第9話



 久しぶりに感じる、全身を包み込む優しいクッションの感触。ずっと微睡んでいたくなる、枕の暖かさ。枕を抱えるように眠っていたヨウは、久しぶりの快眠に満足だった。

 目を覚ましたとき、此処が何処で、今まで何をしていたのか分からなくなっていた。

 白い天井に、ベッドを取り囲む純白のカーテン、部屋に満ちる消毒の臭い。ベッドサイドには見たことのない電子機器がずらりと並んでいる。

「俺は……」

 ヨウはベッドの上で上半身を起こすと、頭を振った。だんだん意識がはっきりしてくる。

「そうか、俺はゼノンと戦って……」

「死んだわ」

 突如沸いた声。ヨウは驚いて声の方を見る。左手のカーテンが開いて、黒い髪の女性が姿を現した。右目にモノクルをした女性はこちらを見下ろし、薄いピンクのルージュを塗った唇の端をつり上げた。少しきつめの感じのする美人。前を開けた白衣の下には黒いスーツを身につけていた。

「負けたのか……」

「ええ。ソフィアライズした相手に、生身でよくやったわよ」

「それはどうも」

 始める前から結果は分かっていた。ただ、模擬戦をやると言われた時点で、断ることはできた。そうしなかったのは、ヨウはソフィアの力が知りたかったからだ。映像で見るだけではなく、実際に戦って感じたかったのだ。

「どう、動けそう?」

 ベッドから降りようとするヨウに女性は手を貸してくれた。

「私はマリアよ。マリア・トランシルバニア。代表の秘書をしているの」

「俺は」

「ヨウ・スメラギ君でしょ? 代表から聞いて知っているわよ」

 マリアは微笑むと、白衣を渡してくれた。

「着て、流石にその姿で歩き回られては、困るわ」

「え?」

 平然とこちらを見下ろしてくるマリア。ヨウはそのとき気がついた。マリアのモノクルが僅かに輝き、そこにある物が、ヨウの男性器が映し出されていた。事もあろうか、マリアはヨウの男性器のサイズを測って、クスリと鼻先で笑った。

「綺麗なピンク色ね。見たところ、童貞君かしら?」

「またかよ! そんな質問、答えられるわけないだろう!」

 慌てて下半身を隠したヨウ。彼の上に、白衣が投げられた。

「ホホホ、若いのう。体にも頭にも異常は見られん。気を失ったと言うよりも、過労じゃな」

 マリアの背後から現れたのは、ギュッと押し潰したような小柄でデップリとした禿頭の老人だった。白いあごひげを生やし、眼鏡を掛けた老人は、ヨウの心拍などを読み取ると、何度も頷いた。

「貴方が医者ですか?」

 ヨウはマリアと老人を見比べる。マリアも白衣を着ているが、彼女は秘書と名乗っていた。ならば、この老人が医者なのだろうか。

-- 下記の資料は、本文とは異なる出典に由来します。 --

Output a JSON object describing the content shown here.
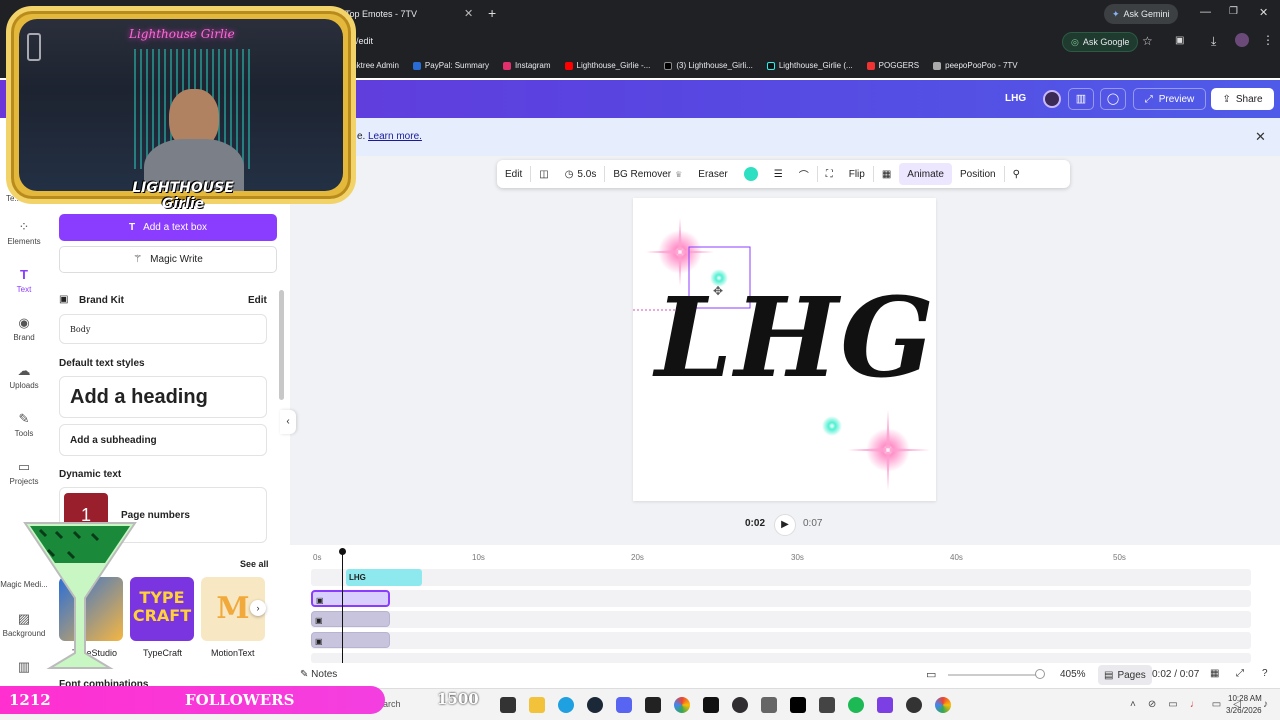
{
  "browser": {
    "tabs": [
      {
        "title": "Top Emotes - 7TV"
      }
    ],
    "url_fragment": "/edit",
    "ask_gemini": "Ask Gemini",
    "ask_google": "Ask Google",
    "bookmarks": [
      "Linktree Admin",
      "PayPal: Summary",
      "Instagram",
      "Lighthouse_Girlie -...",
      "(3) Lighthouse_Girli...",
      "Lighthouse_Girlie (...",
      "POGGERS",
      "peepoPooPoo - 7TV"
    ]
  },
  "canva_header": {
    "design_name": "LHG",
    "preview": "Preview",
    "share": "Share"
  },
  "banner": {
    "text_suffix": "e.",
    "link": "Learn more."
  },
  "toolbar": {
    "edit": "Edit",
    "duration": "5.0s",
    "bg_remover": "BG Remover",
    "eraser": "Eraser",
    "flip": "Flip",
    "animate": "Animate",
    "position": "Position",
    "color": "#2de0c2"
  },
  "rail": [
    {
      "label": "Te..."
    },
    {
      "label": "Elements"
    },
    {
      "label": "Text"
    },
    {
      "label": "Brand"
    },
    {
      "label": "Uploads"
    },
    {
      "label": "Tools"
    },
    {
      "label": "Projects"
    },
    {
      "label": "Magic Medi..."
    },
    {
      "label": "Background"
    }
  ],
  "panel": {
    "add_text_box": "Add a text box",
    "magic_write": "Magic Write",
    "brand_kit": "Brand Kit",
    "brand_kit_edit": "Edit",
    "body_label": "Body",
    "default_styles": "Default text styles",
    "heading": "Add a heading",
    "subheading": "Add a subheading",
    "dynamic_text": "Dynamic text",
    "page_numbers": "Page numbers",
    "see_all": "See all",
    "fonts": [
      "TypeStudio",
      "TypeCraft",
      "MotionText"
    ],
    "font_combinations": "Font combinations"
  },
  "artboard": {
    "text": "LHG"
  },
  "playback": {
    "current": "0:02",
    "total": "0:07"
  },
  "timeline": {
    "ticks": [
      "0s",
      "10s",
      "20s",
      "30s",
      "40s",
      "50s"
    ],
    "text_clip": "LHG"
  },
  "footer": {
    "notes": "Notes",
    "zoom": "405%",
    "pages": "Pages",
    "time": "0:02 / 0:07"
  },
  "stream_overlay": {
    "followers_count": "1212",
    "followers_label": "FOLLOWERS",
    "goal": "1500",
    "webcam_neon": "Lighthouse Girlie",
    "logo_text": "LIGHTHOUSE Girlie"
  },
  "taskbar": {
    "search": "Search",
    "time": "10:28 AM",
    "date": "3/26/2026"
  }
}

「そうじゃ、儂がここの保険医、レイシス・ゲルギウスじゃ。まあ、医者じゃな。服は洗濯に出した。随分と汚れていたのでな。とりあえず、それを着ておくれ」

「はい……」

 着替えようとしたヨウだったが、マリアは執拗にヨウの男性器を見ようとしてくる。ヨウはカーテンの向こうにマリアを追いやり、白衣に着替えた。

「着替えたわね。じゃあ、行くわよ。学園長が貴方を呼んでいるわ」

 ニコリと笑ったマリアは、白衣を翻し颯爽と歩き出した。ヨウはレイシスに礼を言い、マリアの後に続いた。